Anorganic Bone Mineral with Collagen in Delivery Applicator is intended for use in dental surgery. The products may be used in surgical procedures such as:

• Augmentation or reconstructive treatment of alveolar ridge
• Filling of infrabony periodontal defects
• Filling of defects after root resection, apicoectomy, and cystectomy
• Filling of extraction sockets to enhance preservation of the alveolar ridge
• Elevation of maxillary sinus floor
• Filling of periodontal defects in conjuncts intended for Guided Tissue Regeneration (GTR) and Guided Bone Regeneration (GBR)
• Filling of peri-implant defects in conjunction with products intended for Guided Bone Regeneration.

Anorganic Bone Mineral with Collagen in Delivery Applicator are porous bone mineral matrices consisting of calcium phosphate derived from bovine bone with the addition of bovine type I collagen, pre-loaded into a delivery applicator for ease of placement in the defect site. The anorganic bone mineral component is produced by removal of the organic components from bovine bone. The type I collagen component is derived from bovine Achilles tendon. Anorganic Bone Mineral with Collagen in Delivery Applicator is sterilized by gamma irradiation. The products are non-pyrogenic and for single use only.

The provided document is a 510(k) summary for the "Anorganic Bone Mineral with Collagen in Delivery Applicator" device. It describes the device, its indications for use, and a comparison with predicate devices to establish substantial equivalence. However, it does not contain information typically found in a study proving a device meets specific acceptance criteria for performance metrics like sensitivity, specificity, accuracy, or reader effectiveness for an AI/ML medical device.

This document describes a bone grafting material and its delivery applicator, a Class II medical device. The focus is on demonstrating substantial equivalence to existing predicate devices through material properties, biocompatibility, sterilization, and functionality. It is not an AI/ML device, and therefore the concepts of "acceptance criteria" in the context of statistical performance metrics, "test set," "training set," "ground truth," "expert adjudication," or "MRMC studies" as they apply to AI/ML devices are not relevant here.

Therefore, I cannot provide the requested information for an AI/ML device.

Here's what I can extract based on the document's content, focusing on non-clinical performance testing:

While not in the format of AI/ML acceptance criteria, the document describes "Non-Clinical Performance Testing" which serves a similar purpose of verifying device performance.

1. A table of acceptance criteria and the reported device performance:

Since this is not an AI/ML device evaluation, the "acceptance criteria" are related to physical, chemical, and biological properties, not statistical performance metrics.

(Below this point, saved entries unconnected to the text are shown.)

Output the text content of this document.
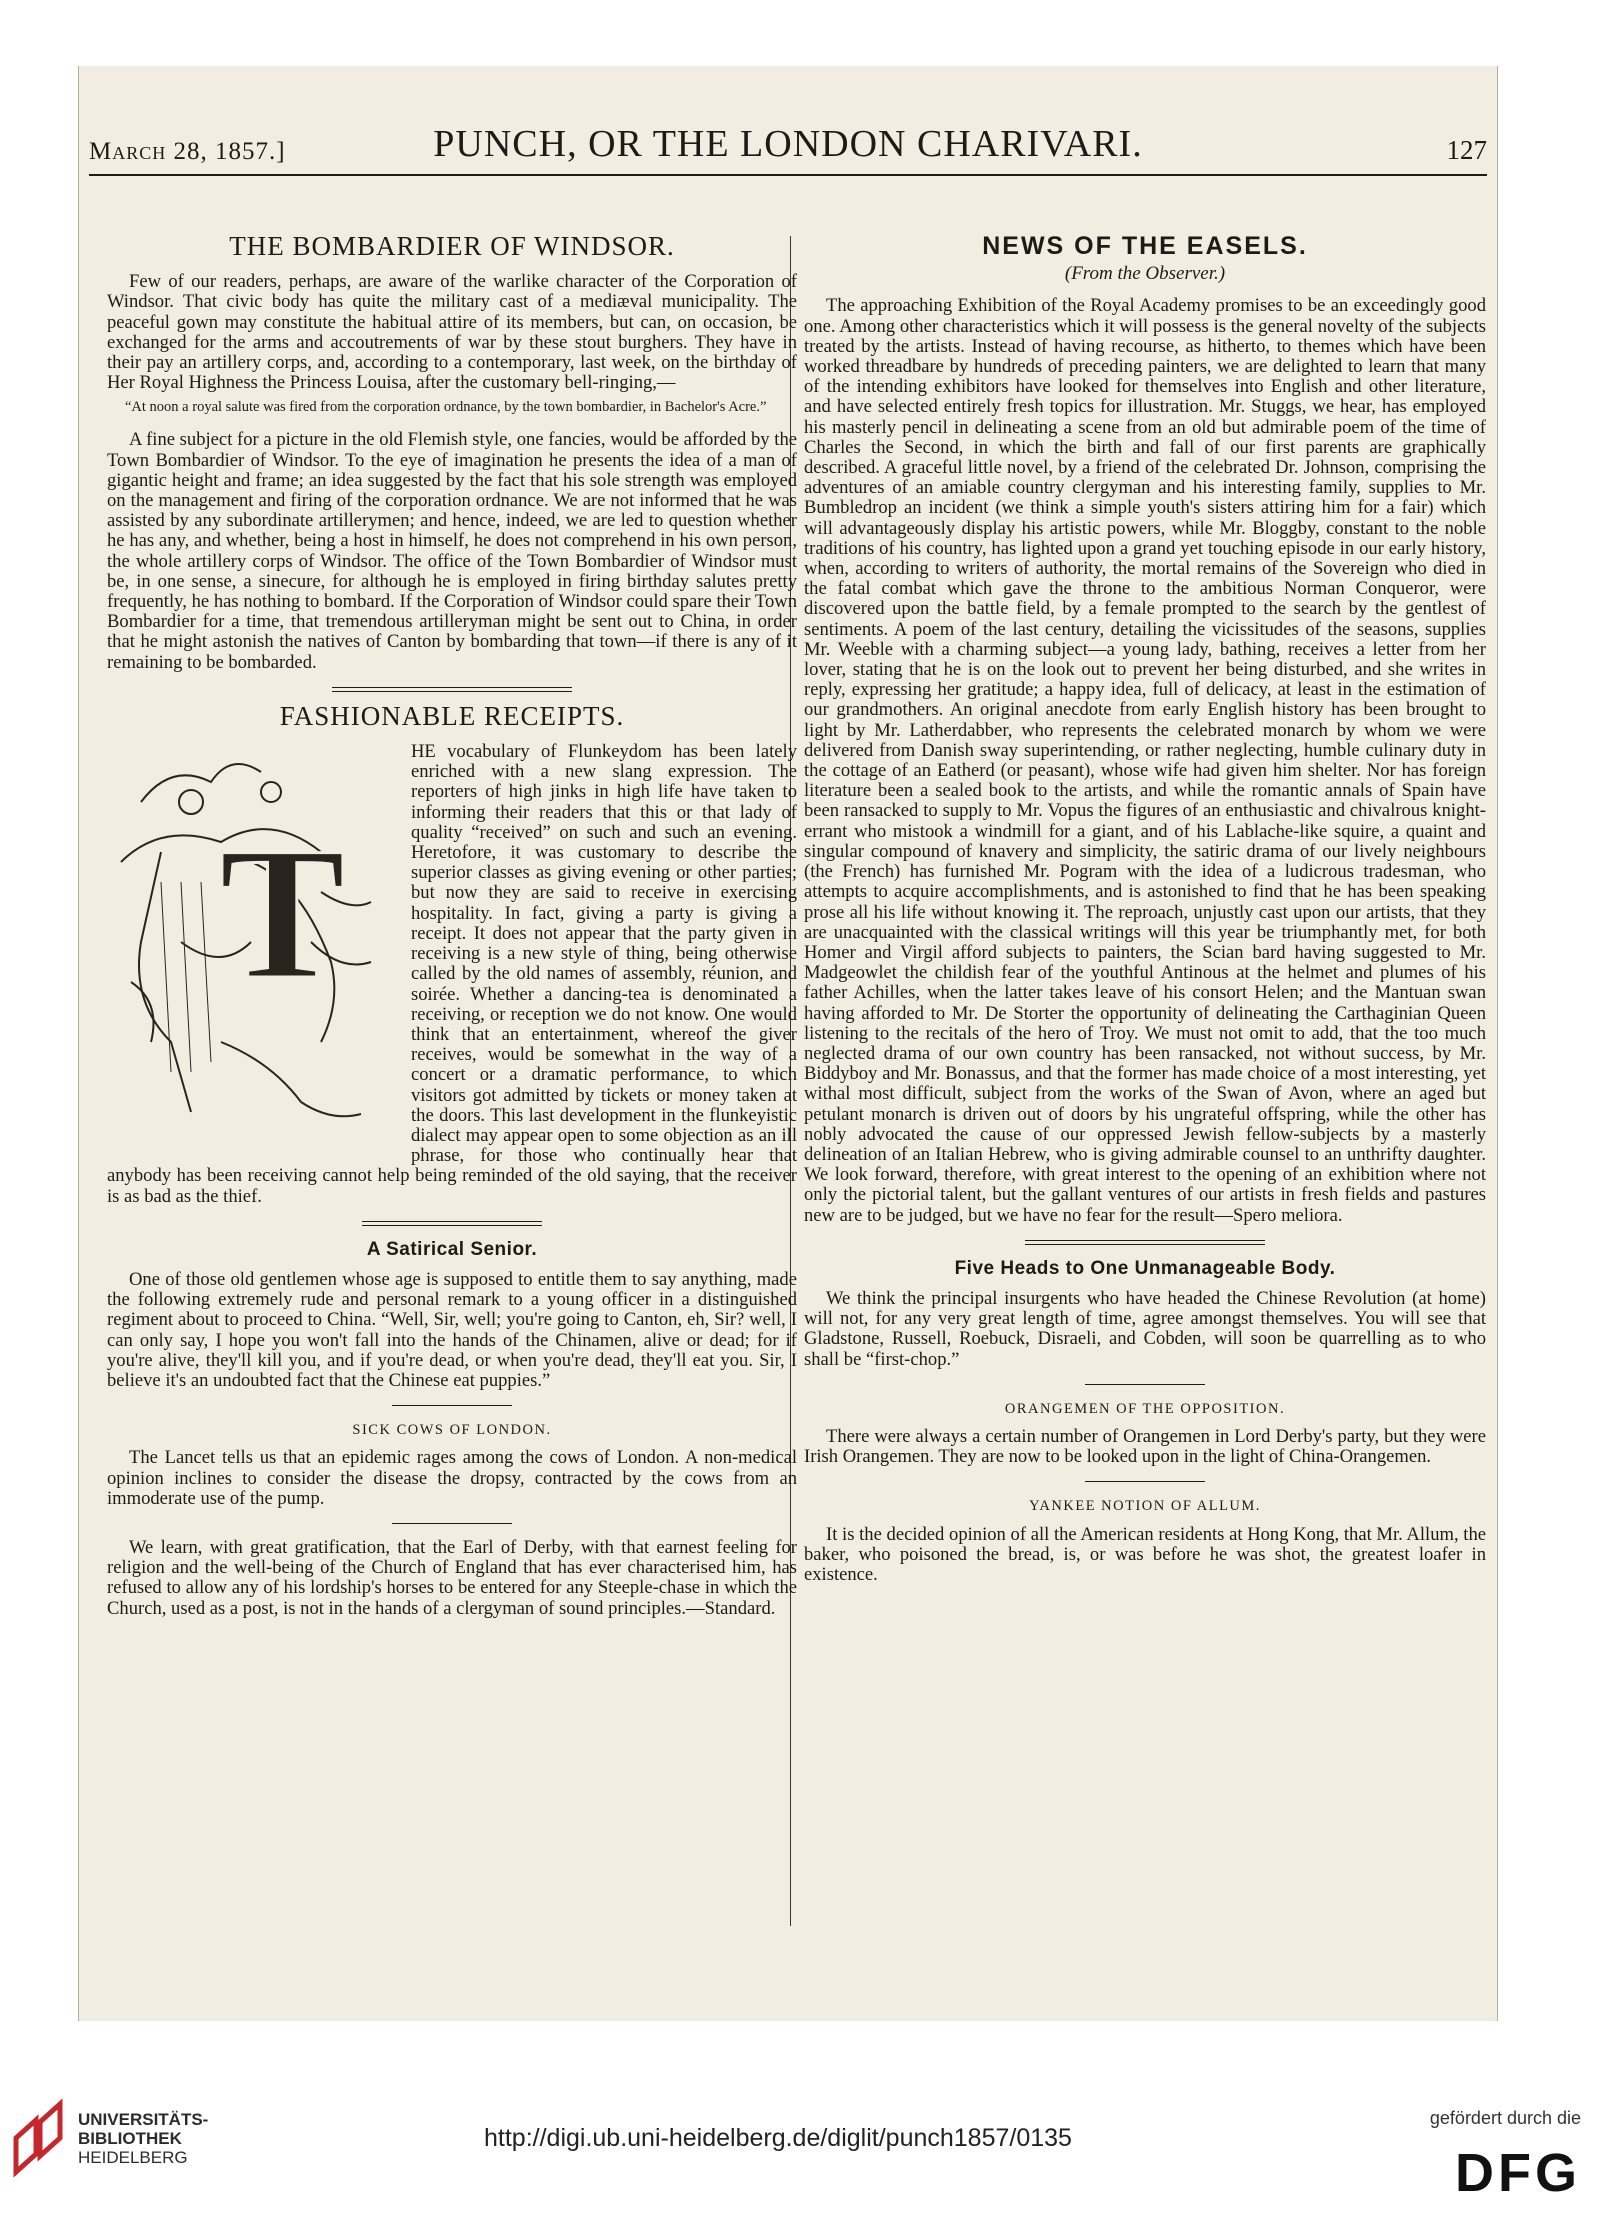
March 28, 1857.]	PUNCH, OR THE LONDON CHARIVARI.	127
THE BOMBARDIER OF WINDSOR.

Few of our readers, perhaps, are aware of the warlike character of the Corporation of Windsor. That civic body has quite the military cast of a mediæval municipality. The peaceful gown may constitute the habitual attire of its members, but can, on occasion, be exchanged for the arms and accoutrements of war by these stout burghers. They have in their pay an artillery corps, and, according to a contemporary, last week, on the birthday of Her Royal Highness the Princess Louisa, after the customary bell-ringing,—

“At noon a royal salute was fired from the corporation ordnance, by the town bombardier, in Bachelor's Acre.”

A fine subject for a picture in the old Flemish style, one fancies, would be afforded by the Town Bombardier of Windsor. To the eye of imagination he presents the idea of a man of gigantic height and frame; an idea suggested by the fact that his sole strength was employed on the management and firing of the corporation ordnance. We are not informed that he was assisted by any subordinate artillerymen; and hence, indeed, we are led to question whether he has any, and whether, being a host in himself, he does not comprehend in his own person, the whole artillery corps of Windsor. The office of the Town Bombardier of Windsor must be, in one sense, a sinecure, for although he is employed in firing birthday salutes pretty frequently, he has nothing to bombard. If the Corporation of Windsor could spare their Town Bombardier for a time, that tremendous artilleryman might be sent out to China, in order that he might astonish the natives of Canton by bombarding that town—if there is any of it remaining to be bombarded.

FASHIONABLE RECEIPTS.
T

HE vocabulary of Flunkeydom has been lately enriched with a new slang expression. The reporters of high jinks in high life have taken to informing their readers that this or that lady of quality “received” on such and such an evening. Heretofore, it was customary to describe the superior classes as giving evening or other parties; but now they are said to receive in exercising hospitality. In fact, giving a party is giving a receipt. It does not appear that the party given in receiving is a new style of thing, being otherwise called by the old names of assembly, réunion, and soirée. Whether a dancing-tea is denominated a receiving, or reception we do not know. One would think that an entertainment, whereof the giver receives, would be somewhat in the way of a concert or a dramatic performance, to which visitors got admitted by tickets or money taken at the doors. This last development in the flunkeyistic dialect may appear open to some objection as an ill phrase, for those who continually hear that anybody has been receiving cannot help being reminded of the old saying, that the receiver is as bad as the thief.

A Satirical Senior.

One of those old gentlemen whose age is supposed to entitle them to say anything, made the following extremely rude and personal remark to a young officer in a distinguished regiment about to proceed to China. “Well, Sir, well; you're going to Canton, eh, Sir? well, I can only say, I hope you won't fall into the hands of the Chinamen, alive or dead; for if you're alive, they'll kill you, and if you're dead, or when you're dead, they'll eat you. Sir, I believe it's an undoubted fact that the Chinese eat puppies.”

SICK COWS OF LONDON.

The Lancet tells us that an epidemic rages among the cows of London. A non-medical opinion inclines to consider the disease the dropsy, contracted by the cows from an immoderate use of the pump.

We learn, with great gratification, that the Earl of Derby, with that earnest feeling for religion and the well-being of the Church of England that has ever characterised him, has refused to allow any of his lordship's horses to be entered for any Steeple-chase in which the Church, used as a post, is not in the hands of a clergyman of sound principles.—Standard.

NEWS OF THE EASELS.
(From the Observer.)

The approaching Exhibition of the Royal Academy promises to be an exceedingly good one. Among other characteristics which it will possess is the general novelty of the subjects treated by the artists. Instead of having recourse, as hitherto, to themes which have been worked threadbare by hundreds of preceding painters, we are delighted to learn that many of the intending exhibitors have looked for themselves into English and other literature, and have selected entirely fresh topics for illustration. Mr. Stuggs, we hear, has employed his masterly pencil in delineating a scene from an old but admirable poem of the time of Charles the Second, in which the birth and fall of our first parents are graphically described. A graceful little novel, by a friend of the celebrated Dr. Johnson, comprising the adventures of an amiable country clergyman and his interesting family, supplies to Mr. Bumbledrop an incident (we think a simple youth's sisters attiring him for a fair) which will advantageously display his artistic powers, while Mr. Bloggby, constant to the noble traditions of his country, has lighted upon a grand yet touching episode in our early history, when, according to writers of authority, the mortal remains of the Sovereign who died in the fatal combat which gave the throne to the ambitious Norman Conqueror, were discovered upon the battle field, by a female prompted to the search by the gentlest of sentiments. A poem of the last century, detailing the vicissitudes of the seasons, supplies Mr. Weeble with a charming subject—a young lady, bathing, receives a letter from her lover, stating that he is on the look out to prevent her being disturbed, and she writes in reply, expressing her gratitude; a happy idea, full of delicacy, at least in the estimation of our grandmothers. An original anecdote from early English history has been brought to light by Mr. Latherdabber, who represents the celebrated monarch by whom we were delivered from Danish sway superintending, or rather neglecting, humble culinary duty in the cottage of an Eatherd (or peasant), whose wife had given him shelter. Nor has foreign literature been a sealed book to the artists, and while the romantic annals of Spain have been ransacked to supply to Mr. Vopus the figures of an enthusiastic and chivalrous knight-errant who mistook a windmill for a giant, and of his Lablache-like squire, a quaint and singular compound of knavery and simplicity, the satiric drama of our lively neighbours (the French) has furnished Mr. Pogram with the idea of a ludicrous tradesman, who attempts to acquire accomplishments, and is astonished to find that he has been speaking prose all his life without knowing it. The reproach, unjustly cast upon our artists, that they are unacquainted with the classical writings will this year be triumphantly met, for both Homer and Virgil afford subjects to painters, the Scian bard having suggested to Mr. Madgeowlet the childish fear of the youthful Antinous at the helmet and plumes of his father Achilles, when the latter takes leave of his consort Helen; and the Mantuan swan having afforded to Mr. De Storter the opportunity of delineating the Carthaginian Queen listening to the recitals of the hero of Troy. We must not omit to add, that the too much neglected drama of our own country has been ransacked, not without success, by Mr. Biddyboy and Mr. Bonassus, and that the former has made choice of a most interesting, yet withal most difficult, subject from the works of the Swan of Avon, where an aged but petulant monarch is driven out of doors by his ungrateful offspring, while the other has nobly advocated the cause of our oppressed Jewish fellow-subjects by a masterly delineation of an Italian Hebrew, who is giving admirable counsel to an unthrifty daughter. We look forward, therefore, with great interest to the opening of an exhibition where not only the pictorial talent, but the gallant ventures of our artists in fresh fields and pastures new are to be judged, but we have no fear for the result—Spero meliora.

Five Heads to One Unmanageable Body.

We think the principal insurgents who have headed the Chinese Revolution (at home) will not, for any very great length of time, agree amongst themselves. You will see that Gladstone, Russell, Roebuck, Disraeli, and Cobden, will soon be quarrelling as to who shall be “first-chop.”

ORANGEMEN OF THE OPPOSITION.

There were always a certain number of Orangemen in Lord Derby's party, but they were Irish Orangemen. They are now to be looked upon in the light of China-Orangemen.

YANKEE NOTION OF ALLUM.

It is the decided opinion of all the American residents at Hong Kong, that Mr. Allum, the baker, who poisoned the bread, is, or was before he was shot, the greatest loafer in existence.

UNIVERSITÄTS-
BIBLIOTHEK
HEIDELBERG
http://digi.ub.uni-heidelberg.de/diglit/punch1857/0135
gefördert durch die
DFG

2. Sample size used for the test set and the data provenance (e.g. country of origin of the data, retrospective or prospective)

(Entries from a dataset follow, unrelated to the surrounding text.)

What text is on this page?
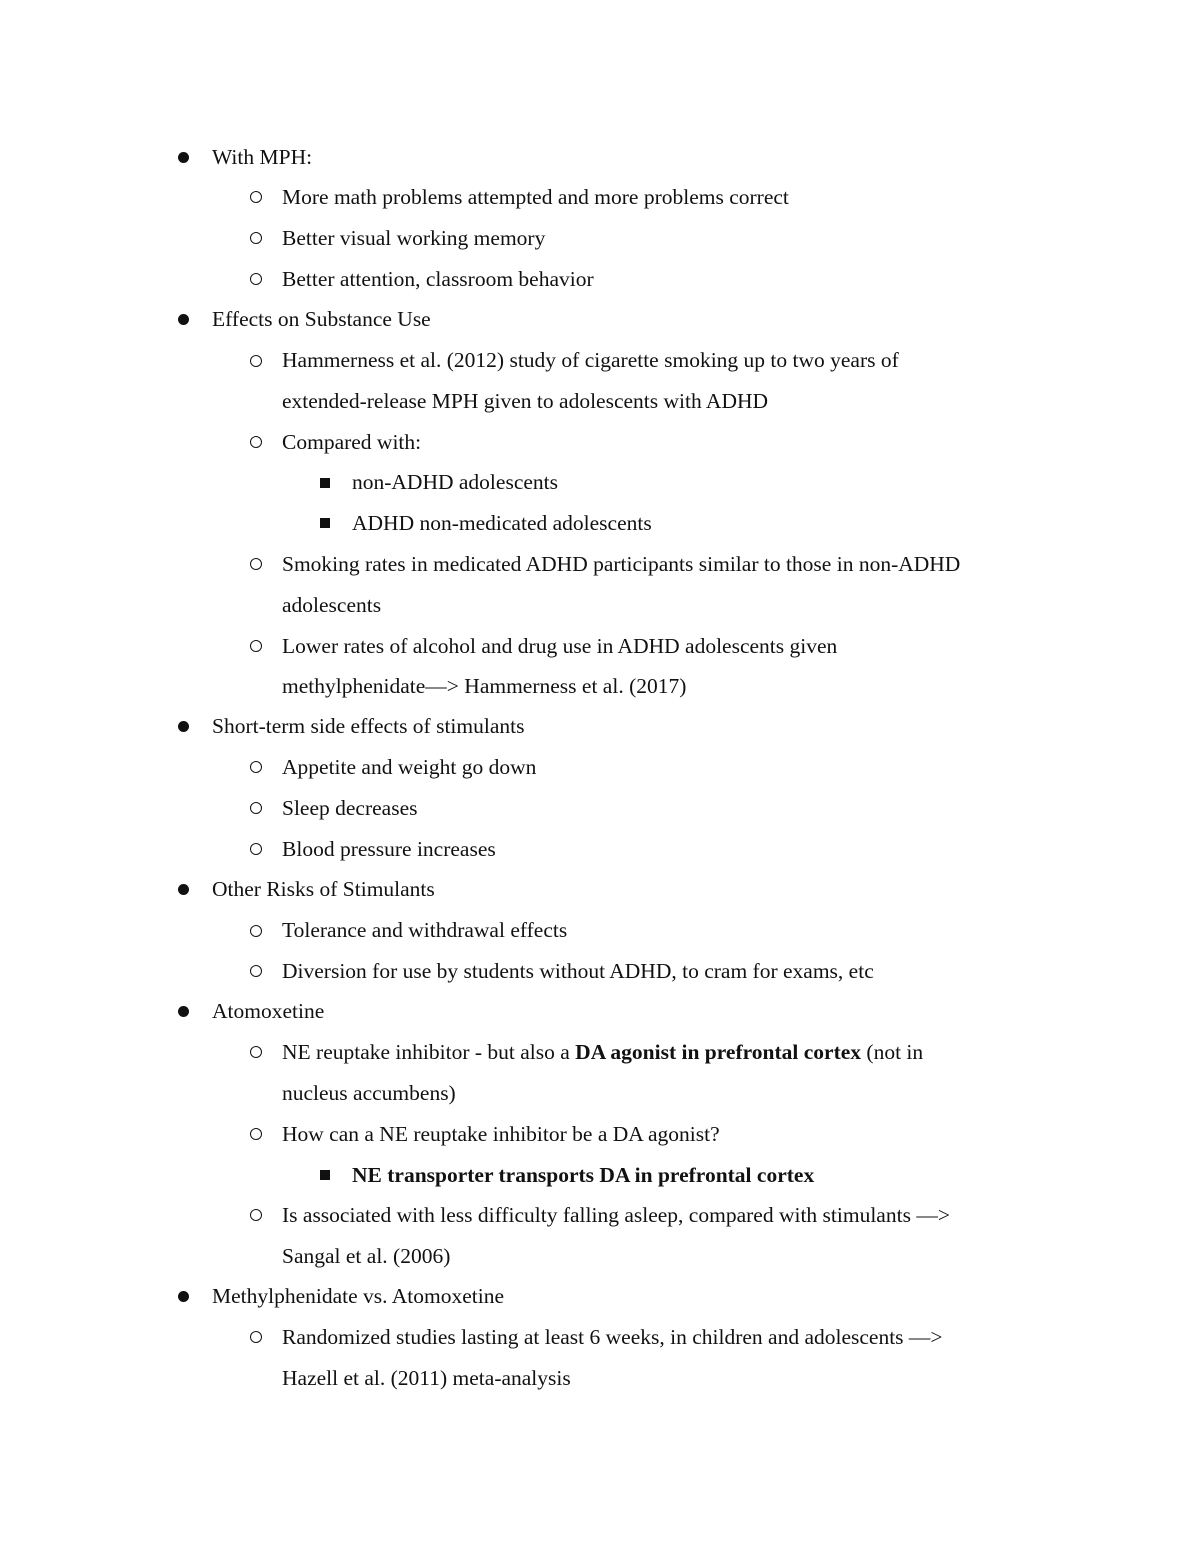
With MPH:
More math problems attempted and more problems correct
Better visual working memory
Better attention, classroom behavior
Effects on Substance Use
Hammerness et al. (2012) study of cigarette smoking up to two years of
extended-release MPH given to adolescents with ADHD
Compared with:
non-ADHD adolescents
ADHD non-medicated adolescents
Smoking rates in medicated ADHD participants similar to those in non-ADHD
adolescents
Lower rates of alcohol and drug use in ADHD adolescents given
methylphenidate—> Hammerness et al. (2017)
Short-term side effects of stimulants
Appetite and weight go down
Sleep decreases
Blood pressure increases
Other Risks of Stimulants
Tolerance and withdrawal effects
Diversion for use by students without ADHD, to cram for exams, etc
Atomoxetine
NE reuptake inhibitor - but also a DA agonist in prefrontal cortex (not in
nucleus accumbens)
How can a NE reuptake inhibitor be a DA agonist?
NE transporter transports DA in prefrontal cortex
Is associated with less difficulty falling asleep, compared with stimulants —>
Sangal et al. (2006)
Methylphenidate vs. Atomoxetine
Randomized studies lasting at least 6 weeks, in children and adolescents —>
Hazell et al. (2011) meta-analysis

This information is not applicable in the context of an AI/ML "test set" and statistical performance. For the non-clinical testing:

• Sample sizes for biocompatibility, sterility, and pyrogenicity: Not specified in the document, but understood to adhere to relevant ISO standards (e.g., ISO 10993, ISO 11137).
• Sample size for plunger force: Not specified for how many units were tested.
• Sample sizes for animal studies: "a canine model," "a rabbit femoral condyle defect model," "a rat subcutaneous implantation study." Specific numbers of animals are not provided.
• Data provenance: Not explicitly stated, but assumed to be from internal lab studies and potentially contract research organizations. No country of origin for test data is mentioned. The studies are prospective in the sense that they were conducted for the purpose of this submission.

3. Number of experts used to establish the ground truth for the test set and the qualifications of those experts (e.g. radiologist with 10 years of experience)

Not applicable. "Ground truth" in the context of an AI/ML device (e.g., disease presence/absence) is not relevant here. The "ground truth" for this device's performance is established by the direct physical, chemical, and biological testing results against predefined specifications and regulatory standards.

4. Adjudication method (e.g. 2+1, 3+1, none) for the test set

Not applicable. This is not an AI/ML device requiring human adjudication of performance outputs.

5. If a multi reader multi case (MRMC) comparative effectiveness study was done, If so, what was the effect size of how much human readers improve with AI vs without AI assistance

Not applicable. This is not an AI/ML device.

6. If a standalone (i.e. algorithm only without human-in-the-loop performance) was done

Not applicable. This is not an AI/ML device.

7. The type of ground truth used (expert consensus, pathology, outcomes data, etc)

As explained, "ground truth" for AI/ML devices is not applicable. For this device, the "truth" is established by:

• Direct analytical measurements (e.g., plunger force, material composition, physicochemical tests).
• Standardized biological assays (e.g., cytotoxicity, sensitization, pyrogenicity tests).
• Histopathological and physiological observations from animal models of bone regeneration.

8. The sample size for the training set

Not applicable. This is not an AI/ML device, so there is no "training set."

9. How the ground truth for the training set was established

Not applicable. There is no training set for this type of device.